Campaigners mobilising to fight ‘hundreds of new roads’

Campaigners are hoping to kick-start opposition to 'hundreds of new roads' with actions in Twyford Down and Hastings this weekend.

Campaigners are hoping to kick-start opposition to 'hundreds of new roads' with actions in Twyford Down and Hastings this weekend.

Government and local councils are planning to spend billions of pounds on dozens of new roads over the next few years, and new 'growth' funds and devolved spending powers for local councils threaten to add hundreds more disastrous projects to this list.

In the 1990s, what was in effect a popular uprising [ 1 | 2 | 3 ] brought Tory plans for ‘the greatest road-building programme since the Romans’ to a screeching halt.

Could this weekend's actions be the beginning of a new upsurge of anti-roads protests?

 

Twenty years ago, in 1992, protests at Twyford Down helped light the fuse of the modern environmental direct action protest movement, and hundreds of campaigners – old and new – will be gathering there this Saturday (29 September) to protest against the new schemes.

At the same time, activists in East Sussex will also be staging a two-day Camp and Rally this weekend in the Combe Haven Valley outside Hastings, threatened by a £100m road, work on which is planned to start in the new year. The Camp will include direct action training and renowned transport campaigner John Stewart will lead a workshop on 'How to stop a road'.

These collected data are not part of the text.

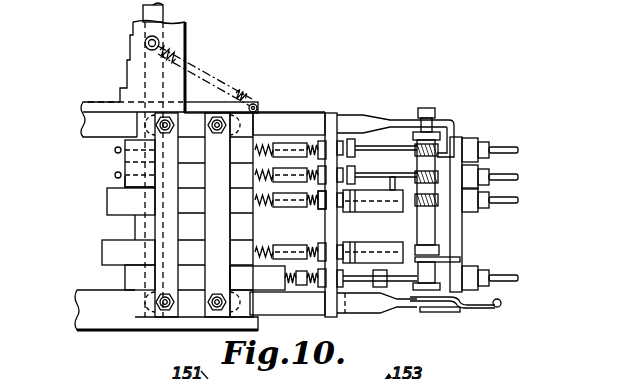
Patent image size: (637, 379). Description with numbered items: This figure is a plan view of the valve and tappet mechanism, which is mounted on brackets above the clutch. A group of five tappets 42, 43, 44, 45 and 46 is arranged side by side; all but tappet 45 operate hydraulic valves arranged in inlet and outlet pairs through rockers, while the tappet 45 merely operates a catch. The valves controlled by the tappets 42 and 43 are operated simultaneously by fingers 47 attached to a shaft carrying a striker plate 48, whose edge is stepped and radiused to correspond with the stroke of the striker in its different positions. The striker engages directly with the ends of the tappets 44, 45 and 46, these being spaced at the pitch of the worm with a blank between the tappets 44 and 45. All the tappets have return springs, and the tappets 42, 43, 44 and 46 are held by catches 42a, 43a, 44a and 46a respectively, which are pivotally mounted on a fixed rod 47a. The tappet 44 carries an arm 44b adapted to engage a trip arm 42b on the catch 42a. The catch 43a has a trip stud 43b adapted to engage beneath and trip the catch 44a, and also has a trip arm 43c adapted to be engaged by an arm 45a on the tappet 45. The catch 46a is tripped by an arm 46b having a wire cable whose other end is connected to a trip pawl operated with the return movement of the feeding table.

The striker plate 48 is at (190, 33).
The tappet 42 is at (117, 145).
The fingers 47 is at (115, 172).
The tappet 43 is at (116, 183).
The tappet 44 is at (107, 206).
The tappet 45 is at (101, 247).
The tappet 46 is at (124, 275).
The catch 43a is at (367, 166).
The catch 42a is at (386, 142).
The fixed rod 47a is at (434, 137).
The trip stud 43b is at (407, 156).
The catch 44a is at (341, 207).
The arm 44b is at (402, 213).
The arm 45a is at (362, 264).
The catch 46a is at (404, 285).
The trip arm 42b is at (441, 213).
The trip arm 43c is at (425, 246).
The arm 46b is at (484, 307).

Of the 45 transport schemes approved in the budget by the Department of Transport, the Bexhill-Hastings Link Road (BHLR) is the worst in terms of carbon emissions.

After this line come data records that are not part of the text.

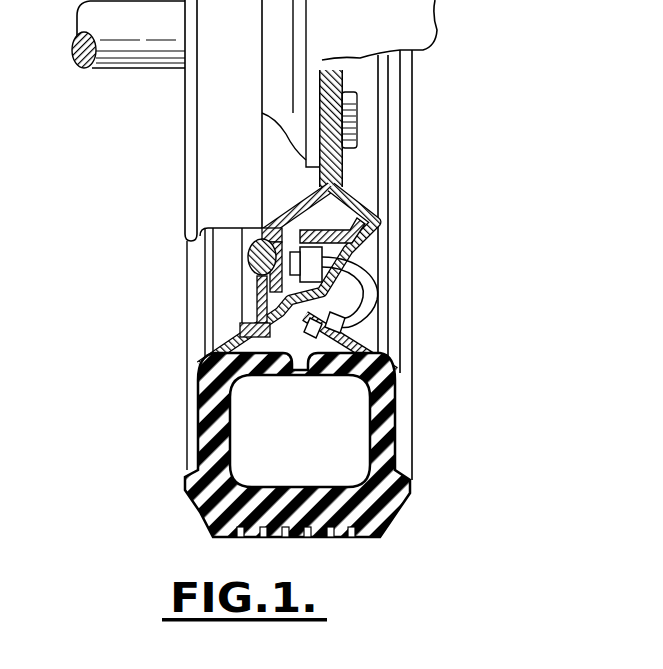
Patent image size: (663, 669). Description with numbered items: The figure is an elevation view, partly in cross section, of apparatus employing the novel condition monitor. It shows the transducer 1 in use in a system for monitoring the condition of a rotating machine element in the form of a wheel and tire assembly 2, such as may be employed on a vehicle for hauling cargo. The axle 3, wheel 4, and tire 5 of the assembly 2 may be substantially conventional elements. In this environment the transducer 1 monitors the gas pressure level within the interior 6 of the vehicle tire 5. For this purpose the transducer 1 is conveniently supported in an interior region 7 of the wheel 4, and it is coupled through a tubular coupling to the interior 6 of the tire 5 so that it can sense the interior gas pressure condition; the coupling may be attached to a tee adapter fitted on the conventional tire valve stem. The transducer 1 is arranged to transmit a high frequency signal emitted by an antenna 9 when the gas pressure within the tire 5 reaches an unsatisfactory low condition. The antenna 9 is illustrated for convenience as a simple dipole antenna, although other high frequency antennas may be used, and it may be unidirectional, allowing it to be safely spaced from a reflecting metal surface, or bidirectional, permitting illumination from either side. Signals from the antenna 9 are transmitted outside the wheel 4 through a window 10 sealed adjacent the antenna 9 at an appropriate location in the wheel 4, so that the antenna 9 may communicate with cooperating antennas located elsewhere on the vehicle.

The transducer 1 is at (313, 250).
The wheel and tire assembly 2 is at (455, 91).
The axle 3 is at (104, 70).
The wheel 4 is at (222, 330).
The tire 5 is at (200, 432).
The interior 6 is at (305, 430).
The interior region 7 is at (316, 205).
The antenna 9 is at (280, 230).
The window 10 is at (250, 260).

Abby Nicol, a spokesperson for the Combe Haven Defenders, who are organising the Camp near Hastings, said:

Run-away climate change is one of the greatest threats we face. Yet the government are sponsoring a new wave of road-building across the country, using money that would be much better spent on improving public transport. We urge people to join us this weekend to see the amazing area that will be destroyed unless we take action to stop it, and to learn about practical ways in which we can all peacefully and effectively resist the construction of this road.

A major conference of local anti-road groups is due to take place in Birmingham in November.